Fever – Como vocês equilibram a inovação com o padrão do serviço que oferecem?
Gizelle – É uma constância, na verdade. Um aprendizado contínuo, um treinamento constante da equipe para que você consiga implementar neles a consciência da necessidade da própria evolução e o quanto isso pode contribuir para o negócio. Acredito que precisamos manter esse treinamento diário, para que a equipe compreenda a importância de evoluir e, assim, consiga oferecer a contribuição que o negócio precisa. Olhar para a tecnologia aliada a um treinamento constante é, na minha visão, o que tem gerado resultados melhores e mais rápidos.
Fabrício – Exato. Um exemplo disso foi quando a gente introduziu a tecnologia Polar, fomos os primeiros no estado do Rio. Eu marquei uma reunião de treinamento com a equipe e foi assustador ver a reação deles: “Nossa, ferrou. Agora vai dar trabalho, porque agora é cadastrar aluno, colocar pulseira”. Mas eu tentei mostrar o que aquilo traria de respaldo, segurança, eficiência, como melhoraria na prescrição deles e também a experiência do aluno, e a visão do aluno diante daquela inovação. Quando eles entenderam que aquilo ia causar impacto na percepção e na vida do aluno, eles abraçaram a ideia. Mas não foi fácil.
Fever – Mas concorda que, quanto mais o negócio cresce, mais difícil é inovar?

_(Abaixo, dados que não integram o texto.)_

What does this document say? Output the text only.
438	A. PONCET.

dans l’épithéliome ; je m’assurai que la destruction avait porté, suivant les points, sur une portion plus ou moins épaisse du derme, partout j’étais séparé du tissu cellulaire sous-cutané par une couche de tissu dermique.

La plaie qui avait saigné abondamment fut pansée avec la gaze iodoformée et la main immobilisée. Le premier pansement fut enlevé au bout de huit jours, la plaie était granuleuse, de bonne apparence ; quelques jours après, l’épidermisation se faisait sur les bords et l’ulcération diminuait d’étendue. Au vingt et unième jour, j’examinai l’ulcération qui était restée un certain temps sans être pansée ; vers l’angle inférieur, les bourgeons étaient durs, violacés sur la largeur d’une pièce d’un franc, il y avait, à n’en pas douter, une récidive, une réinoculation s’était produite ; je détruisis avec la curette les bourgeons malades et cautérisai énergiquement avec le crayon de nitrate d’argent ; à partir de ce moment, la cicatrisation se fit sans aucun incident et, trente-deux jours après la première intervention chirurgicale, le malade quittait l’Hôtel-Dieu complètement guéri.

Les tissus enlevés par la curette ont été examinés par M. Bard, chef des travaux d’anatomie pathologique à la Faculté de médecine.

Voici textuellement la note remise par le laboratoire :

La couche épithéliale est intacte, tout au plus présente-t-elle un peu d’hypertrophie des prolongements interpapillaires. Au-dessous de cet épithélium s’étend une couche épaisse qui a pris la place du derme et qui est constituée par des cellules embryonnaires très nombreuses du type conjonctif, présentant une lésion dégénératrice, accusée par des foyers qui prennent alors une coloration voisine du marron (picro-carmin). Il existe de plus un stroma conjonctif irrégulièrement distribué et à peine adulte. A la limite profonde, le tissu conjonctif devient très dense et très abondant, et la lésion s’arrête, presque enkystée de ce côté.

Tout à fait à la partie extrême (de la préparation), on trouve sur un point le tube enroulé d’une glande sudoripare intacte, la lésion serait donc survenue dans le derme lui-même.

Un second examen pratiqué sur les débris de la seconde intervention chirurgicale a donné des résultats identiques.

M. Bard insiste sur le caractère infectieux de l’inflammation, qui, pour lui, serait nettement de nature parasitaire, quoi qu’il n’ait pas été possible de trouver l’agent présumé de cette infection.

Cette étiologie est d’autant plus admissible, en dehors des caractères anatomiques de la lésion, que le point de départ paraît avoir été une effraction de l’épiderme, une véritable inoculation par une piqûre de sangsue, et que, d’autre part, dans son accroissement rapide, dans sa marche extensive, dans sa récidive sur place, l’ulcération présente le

Gizelle – Sim, inovar conforme o negócio cresce realmente fica mais difícil e mais caro. As soluções precisam ser mais avançadas, a equipe é maior, e tudo exige mais energia, mais tempo e mais dinheiro. Além disso, o desafio é manter os processos alinhados com a experiência do cliente. Se não houver cuidado, a burocracia afasta o cliente e complica a entrega da solução. Nosso maior esforço hoje é entregar rapidez e assertividade, sem perder a qualidade e o controle interno. O cliente não quer uma justificativa técnica, ele quer que o problema dele seja resolvido e rápido.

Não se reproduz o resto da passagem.